Sama seperti servis kendaraan, pencatatan keuangan mesti dilakukan rutin, baik mingguan maupun bulanan. Di sinilah para pebisnis sering khilaf, apa lagi saat bisnis sedang naik-naiknya. Rasanya kewajiban mencatat keuangan menjadi satu hal yang mudah terlupakan oleh omzet yang terus merangkak naik.
Ingat, lupa membuat pencatatan keuangan bisa berakibat fatal. Pencatatan keuangan merupakan dasar dari laporan, evaluasi, dan perencanaan. Dari pencatatan keuangan, kita bisa mengetahui laporan laba/rugi dari aktivitas bisnis.

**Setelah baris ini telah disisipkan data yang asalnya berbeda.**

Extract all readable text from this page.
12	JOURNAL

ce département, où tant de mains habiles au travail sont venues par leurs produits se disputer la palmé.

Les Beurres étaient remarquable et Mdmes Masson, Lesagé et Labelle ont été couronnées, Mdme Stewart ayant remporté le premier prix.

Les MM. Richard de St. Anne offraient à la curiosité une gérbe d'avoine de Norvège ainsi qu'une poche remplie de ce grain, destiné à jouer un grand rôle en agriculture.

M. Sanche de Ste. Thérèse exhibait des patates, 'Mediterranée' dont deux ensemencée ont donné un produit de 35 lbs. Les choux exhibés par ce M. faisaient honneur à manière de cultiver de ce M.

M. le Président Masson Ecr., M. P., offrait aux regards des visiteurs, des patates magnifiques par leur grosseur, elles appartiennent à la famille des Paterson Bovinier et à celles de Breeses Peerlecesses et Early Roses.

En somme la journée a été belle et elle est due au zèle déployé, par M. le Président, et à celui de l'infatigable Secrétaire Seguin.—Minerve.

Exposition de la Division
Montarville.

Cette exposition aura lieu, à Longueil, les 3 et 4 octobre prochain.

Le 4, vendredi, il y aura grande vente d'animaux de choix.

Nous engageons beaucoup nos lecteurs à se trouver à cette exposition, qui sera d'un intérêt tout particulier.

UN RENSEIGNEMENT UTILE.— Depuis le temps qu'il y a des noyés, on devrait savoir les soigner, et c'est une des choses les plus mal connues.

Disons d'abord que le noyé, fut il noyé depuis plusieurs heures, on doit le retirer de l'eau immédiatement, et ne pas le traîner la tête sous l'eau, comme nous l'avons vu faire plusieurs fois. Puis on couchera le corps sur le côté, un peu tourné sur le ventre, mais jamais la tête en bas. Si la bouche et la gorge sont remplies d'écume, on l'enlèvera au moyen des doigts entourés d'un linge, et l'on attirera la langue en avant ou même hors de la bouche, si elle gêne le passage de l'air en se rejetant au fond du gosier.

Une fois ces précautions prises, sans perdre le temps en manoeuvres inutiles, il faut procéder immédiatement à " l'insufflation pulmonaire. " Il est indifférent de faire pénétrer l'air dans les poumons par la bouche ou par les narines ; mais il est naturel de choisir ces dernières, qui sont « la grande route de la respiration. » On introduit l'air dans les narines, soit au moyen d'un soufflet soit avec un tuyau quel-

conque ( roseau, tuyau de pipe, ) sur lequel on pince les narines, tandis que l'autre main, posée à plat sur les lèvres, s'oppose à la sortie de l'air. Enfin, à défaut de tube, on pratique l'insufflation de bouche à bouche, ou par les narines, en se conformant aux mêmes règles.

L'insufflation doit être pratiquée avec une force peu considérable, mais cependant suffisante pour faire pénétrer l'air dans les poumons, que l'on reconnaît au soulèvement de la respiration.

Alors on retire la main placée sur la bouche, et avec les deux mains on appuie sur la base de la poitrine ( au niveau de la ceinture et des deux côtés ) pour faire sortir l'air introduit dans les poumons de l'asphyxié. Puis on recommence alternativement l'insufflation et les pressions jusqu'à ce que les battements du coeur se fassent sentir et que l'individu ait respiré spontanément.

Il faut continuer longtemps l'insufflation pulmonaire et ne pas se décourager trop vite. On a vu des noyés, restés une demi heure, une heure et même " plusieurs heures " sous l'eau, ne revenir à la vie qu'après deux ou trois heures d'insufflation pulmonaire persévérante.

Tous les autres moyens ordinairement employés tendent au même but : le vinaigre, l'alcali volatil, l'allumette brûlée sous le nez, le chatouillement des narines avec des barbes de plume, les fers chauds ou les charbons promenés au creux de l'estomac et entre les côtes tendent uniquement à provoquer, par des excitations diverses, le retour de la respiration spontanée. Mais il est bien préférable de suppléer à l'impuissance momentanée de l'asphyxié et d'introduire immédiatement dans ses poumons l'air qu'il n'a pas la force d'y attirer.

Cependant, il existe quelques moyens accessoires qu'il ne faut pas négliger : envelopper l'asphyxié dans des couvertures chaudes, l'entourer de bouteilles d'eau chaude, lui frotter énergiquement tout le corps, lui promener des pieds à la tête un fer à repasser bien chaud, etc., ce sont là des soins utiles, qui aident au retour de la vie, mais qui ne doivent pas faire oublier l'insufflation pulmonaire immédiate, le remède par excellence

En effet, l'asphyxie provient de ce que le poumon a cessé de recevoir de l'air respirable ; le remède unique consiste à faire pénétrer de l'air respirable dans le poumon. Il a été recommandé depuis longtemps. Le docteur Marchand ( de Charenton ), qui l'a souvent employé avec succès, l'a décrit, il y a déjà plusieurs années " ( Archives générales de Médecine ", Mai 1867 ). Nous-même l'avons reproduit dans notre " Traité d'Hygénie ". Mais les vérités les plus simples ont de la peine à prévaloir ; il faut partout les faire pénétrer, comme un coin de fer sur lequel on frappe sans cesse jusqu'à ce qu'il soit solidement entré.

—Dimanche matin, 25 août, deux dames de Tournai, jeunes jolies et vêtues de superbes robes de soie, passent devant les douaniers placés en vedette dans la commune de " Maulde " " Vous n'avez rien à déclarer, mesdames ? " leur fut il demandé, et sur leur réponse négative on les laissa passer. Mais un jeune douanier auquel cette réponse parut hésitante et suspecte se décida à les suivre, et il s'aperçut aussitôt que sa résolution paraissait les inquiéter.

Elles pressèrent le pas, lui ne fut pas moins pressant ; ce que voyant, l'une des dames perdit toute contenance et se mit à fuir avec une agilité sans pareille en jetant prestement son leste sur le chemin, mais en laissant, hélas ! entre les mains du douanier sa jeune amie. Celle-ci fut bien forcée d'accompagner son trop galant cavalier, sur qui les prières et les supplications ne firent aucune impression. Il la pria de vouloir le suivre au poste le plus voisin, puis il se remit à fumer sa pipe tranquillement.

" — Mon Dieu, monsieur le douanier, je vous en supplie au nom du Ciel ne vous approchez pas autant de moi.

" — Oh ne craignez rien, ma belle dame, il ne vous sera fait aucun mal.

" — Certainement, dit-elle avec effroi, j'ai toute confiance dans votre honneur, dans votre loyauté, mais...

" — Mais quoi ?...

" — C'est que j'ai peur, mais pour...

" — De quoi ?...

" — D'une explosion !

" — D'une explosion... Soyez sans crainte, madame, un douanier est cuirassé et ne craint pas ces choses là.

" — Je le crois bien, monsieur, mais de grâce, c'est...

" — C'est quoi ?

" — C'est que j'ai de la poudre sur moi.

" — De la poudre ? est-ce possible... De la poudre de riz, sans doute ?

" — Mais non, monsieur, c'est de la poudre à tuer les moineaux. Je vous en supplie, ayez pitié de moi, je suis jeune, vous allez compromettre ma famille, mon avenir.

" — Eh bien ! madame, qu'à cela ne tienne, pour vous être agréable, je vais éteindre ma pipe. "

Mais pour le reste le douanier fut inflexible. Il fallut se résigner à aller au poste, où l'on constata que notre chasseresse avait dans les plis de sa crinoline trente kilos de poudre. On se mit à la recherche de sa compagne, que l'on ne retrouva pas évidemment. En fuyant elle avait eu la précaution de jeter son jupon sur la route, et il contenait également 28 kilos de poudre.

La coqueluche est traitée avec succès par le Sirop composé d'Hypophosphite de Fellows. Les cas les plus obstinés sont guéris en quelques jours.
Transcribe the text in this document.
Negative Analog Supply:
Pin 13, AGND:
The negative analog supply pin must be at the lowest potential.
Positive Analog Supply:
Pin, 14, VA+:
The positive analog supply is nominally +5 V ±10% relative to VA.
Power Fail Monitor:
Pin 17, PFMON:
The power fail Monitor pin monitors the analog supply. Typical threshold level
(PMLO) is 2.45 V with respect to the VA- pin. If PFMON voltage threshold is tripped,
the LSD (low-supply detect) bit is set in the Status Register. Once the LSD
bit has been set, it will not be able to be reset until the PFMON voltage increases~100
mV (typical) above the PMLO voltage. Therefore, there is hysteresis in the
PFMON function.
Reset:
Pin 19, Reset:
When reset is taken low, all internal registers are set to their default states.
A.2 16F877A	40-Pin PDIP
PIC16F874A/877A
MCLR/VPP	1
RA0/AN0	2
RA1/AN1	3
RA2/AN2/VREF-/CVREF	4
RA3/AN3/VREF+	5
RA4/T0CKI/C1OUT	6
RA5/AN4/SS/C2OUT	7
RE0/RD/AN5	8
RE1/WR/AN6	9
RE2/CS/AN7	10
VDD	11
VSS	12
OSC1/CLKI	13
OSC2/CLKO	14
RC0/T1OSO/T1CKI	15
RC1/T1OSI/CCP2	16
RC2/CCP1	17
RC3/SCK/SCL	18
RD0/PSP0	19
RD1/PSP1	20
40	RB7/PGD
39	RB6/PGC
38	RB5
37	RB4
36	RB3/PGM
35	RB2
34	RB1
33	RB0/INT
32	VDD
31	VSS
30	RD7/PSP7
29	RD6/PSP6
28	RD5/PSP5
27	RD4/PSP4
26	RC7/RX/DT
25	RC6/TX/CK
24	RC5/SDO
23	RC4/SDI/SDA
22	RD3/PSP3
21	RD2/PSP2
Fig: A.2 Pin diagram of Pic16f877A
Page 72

Lalu kita bisa mengetahui untuk urusan operasional apa saja uang dihabiskan.
Yang terakhir, yang terpenting, dari laporan keuangan kita bisa melihat tingkat ketahanan usaha kita. Jadi dengan laporan keuangan yang rapi, kita bisa menilai sampai kapan usaha kita mampu bertahan. Setelahnya kita bisa merencanakan usaha berdasarkan data.
Simpelnya, jika pemasaran usaha kita sudah baik, maka ongkos untuk pemasaran bisa digunakan untuk hal lain yang akan mendorong usaha kita, misalnya untuk membetulkan genteng bocor atau ikut pelatihan online.
Contoh lain, kalau ongkos produksi menjadi mahal karena kenaikan bahan baku, kita bisa mengurangi ongkos langganan wifi—tentu kita mengambil keputusan setelah menilai wifi tidak lagi diperlukan. Akhirnya kita bisa melihat bagaimana dan sampai kapan bisnis kita bisa berjalan.
Jadi siapa yang masih menepok jidat tiga kali setelah membaca tulisan ini?